La chronologie exacte des premières apparitions de Hellboy est l'une des plus débattues du comic collecting moderne :

Cette pluralité de « premières » est exactement ce qui rend Hellboy fascinant — et piégeux — pour le collectionneur. Chacune correspond à un jalon différent (première trace imprimée, première parution américaine, première couleur, première série), et leur valeur diffère radicalement. Pour organiser vos numéros et suivre leur cote par grade, l'outil Suivi de collection de My Comics Collection permet de cataloguer chaque édition et variante séparément.

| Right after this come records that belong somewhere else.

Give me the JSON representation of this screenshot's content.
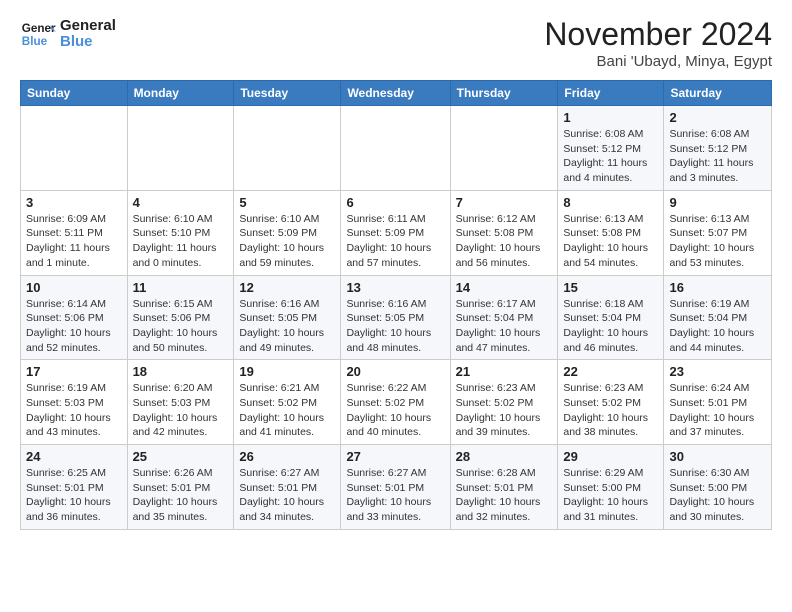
{
  "header": {
    "logo_line1": "General",
    "logo_line2": "Blue",
    "month": "November 2024",
    "location": "Bani 'Ubayd, Minya, Egypt"
  },
  "weekdays": [
    "Sunday",
    "Monday",
    "Tuesday",
    "Wednesday",
    "Thursday",
    "Friday",
    "Saturday"
  ],
  "weeks": [
    [
      {
        "day": "",
        "info": ""
      },
      {
        "day": "",
        "info": ""
      },
      {
        "day": "",
        "info": ""
      },
      {
        "day": "",
        "info": ""
      },
      {
        "day": "",
        "info": ""
      },
      {
        "day": "1",
        "info": "Sunrise: 6:08 AM\nSunset: 5:12 PM\nDaylight: 11 hours\nand 4 minutes."
      },
      {
        "day": "2",
        "info": "Sunrise: 6:08 AM\nSunset: 5:12 PM\nDaylight: 11 hours\nand 3 minutes."
      }
    ],
    [
      {
        "day": "3",
        "info": "Sunrise: 6:09 AM\nSunset: 5:11 PM\nDaylight: 11 hours\nand 1 minute."
      },
      {
        "day": "4",
        "info": "Sunrise: 6:10 AM\nSunset: 5:10 PM\nDaylight: 11 hours\nand 0 minutes."
      },
      {
        "day": "5",
        "info": "Sunrise: 6:10 AM\nSunset: 5:09 PM\nDaylight: 10 hours\nand 59 minutes."
      },
      {
        "day": "6",
        "info": "Sunrise: 6:11 AM\nSunset: 5:09 PM\nDaylight: 10 hours\nand 57 minutes."
      },
      {
        "day": "7",
        "info": "Sunrise: 6:12 AM\nSunset: 5:08 PM\nDaylight: 10 hours\nand 56 minutes."
      },
      {
        "day": "8",
        "info": "Sunrise: 6:13 AM\nSunset: 5:08 PM\nDaylight: 10 hours\nand 54 minutes."
      },
      {
        "day": "9",
        "info": "Sunrise: 6:13 AM\nSunset: 5:07 PM\nDaylight: 10 hours\nand 53 minutes."
      }
    ],
    [
      {
        "day": "10",
        "info": "Sunrise: 6:14 AM\nSunset: 5:06 PM\nDaylight: 10 hours\nand 52 minutes."
      },
      {
        "day": "11",
        "info": "Sunrise: 6:15 AM\nSunset: 5:06 PM\nDaylight: 10 hours\nand 50 minutes."
      },
      {
        "day": "12",
        "info": "Sunrise: 6:16 AM\nSunset: 5:05 PM\nDaylight: 10 hours\nand 49 minutes."
      },
      {
        "day": "13",
        "info": "Sunrise: 6:16 AM\nSunset: 5:05 PM\nDaylight: 10 hours\nand 48 minutes."
      },
      {
        "day": "14",
        "info": "Sunrise: 6:17 AM\nSunset: 5:04 PM\nDaylight: 10 hours\nand 47 minutes."
      },
      {
        "day": "15",
        "info": "Sunrise: 6:18 AM\nSunset: 5:04 PM\nDaylight: 10 hours\nand 46 minutes."
      },
      {
        "day": "16",
        "info": "Sunrise: 6:19 AM\nSunset: 5:04 PM\nDaylight: 10 hours\nand 44 minutes."
      }
    ],
    [
      {
        "day": "17",
        "info": "Sunrise: 6:19 AM\nSunset: 5:03 PM\nDaylight: 10 hours\nand 43 minutes."
      },
      {
        "day": "18",
        "info": "Sunrise: 6:20 AM\nSunset: 5:03 PM\nDaylight: 10 hours\nand 42 minutes."
      },
      {
        "day": "19",
        "info": "Sunrise: 6:21 AM\nSunset: 5:02 PM\nDaylight: 10 hours\nand 41 minutes."
      },
      {
        "day": "20",
        "info": "Sunrise: 6:22 AM\nSunset: 5:02 PM\nDaylight: 10 hours\nand 40 minutes."
      },
      {
        "day": "21",
        "info": "Sunrise: 6:23 AM\nSunset: 5:02 PM\nDaylight: 10 hours\nand 39 minutes."
      },
      {
        "day": "22",
        "info": "Sunrise: 6:23 AM\nSunset: 5:02 PM\nDaylight: 10 hours\nand 38 minutes."
      },
      {
        "day": "23",
        "info": "Sunrise: 6:24 AM\nSunset: 5:01 PM\nDaylight: 10 hours\nand 37 minutes."
      }
    ],
    [
      {
        "day": "24",
        "info": "Sunrise: 6:25 AM\nSunset: 5:01 PM\nDaylight: 10 hours\nand 36 minutes."
      },
      {
        "day": "25",
        "info": "Sunrise: 6:26 AM\nSunset: 5:01 PM\nDaylight: 10 hours\nand 35 minutes."
      },
      {
        "day": "26",
        "info": "Sunrise: 6:27 AM\nSunset: 5:01 PM\nDaylight: 10 hours\nand 34 minutes."
      },
      {
        "day": "27",
        "info": "Sunrise: 6:27 AM\nSunset: 5:01 PM\nDaylight: 10 hours\nand 33 minutes."
      },
      {
        "day": "28",
        "info": "Sunrise: 6:28 AM\nSunset: 5:01 PM\nDaylight: 10 hours\nand 32 minutes."
      },
      {
        "day": "29",
        "info": "Sunrise: 6:29 AM\nSunset: 5:00 PM\nDaylight: 10 hours\nand 31 minutes."
      },
      {
        "day": "30",
        "info": "Sunrise: 6:30 AM\nSunset: 5:00 PM\nDaylight: 10 hours\nand 30 minutes."
      }
    ]
  ]
}
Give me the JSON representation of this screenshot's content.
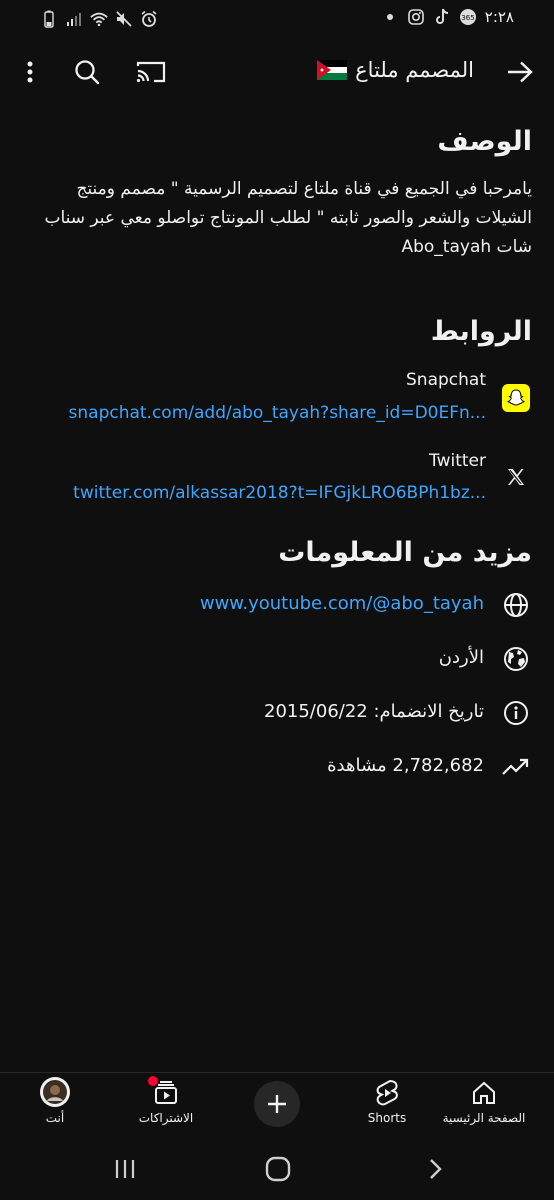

Les numéros clés de Hellboy

Voici les numéros essentiels de la franchise Hellboy, classés par importance historique. Les valeurs indiquées reposent sur des données de marché réelles ; lorsqu'aucune cote fiable n'est disponible publiquement, nous indiquons plutôt la rareté documentée (tirage, population CGC) plutôt qu'un chiffre inventé.

1

San Diego Comic-Con Comics #2

Août 1993, Mike Mignola & John Byrne
1ère apparition américaine de Hellboy

San Diego Comic-Con Comics #2 est le numéro que la majorité du marché américain reconnaît comme la première apparition de Hellboy. Il contient une histoire de 4 pages en noir et blanc, co-écrite avec John Byrne, distribuée gratuitement lors du San Diego Comic-Con 1993. Son tirage est estimé à environ 1 500 exemplaires — un chiffre dérisoire qui explique sa rareté persistante. Parce qu'il s'agissait d'un giveaway plié et manipulé sur un salon, les exemplaires en haut grade sont particulièrement recherchés : au recensement CGC, la grande majorité des copies certifiées se situent en 9.4 et au-dessus, mais chaque exemplaire compte. C'est le key issue Hellboy « grand public » par excellence, celui autour duquel se construit la cote de référence du personnage.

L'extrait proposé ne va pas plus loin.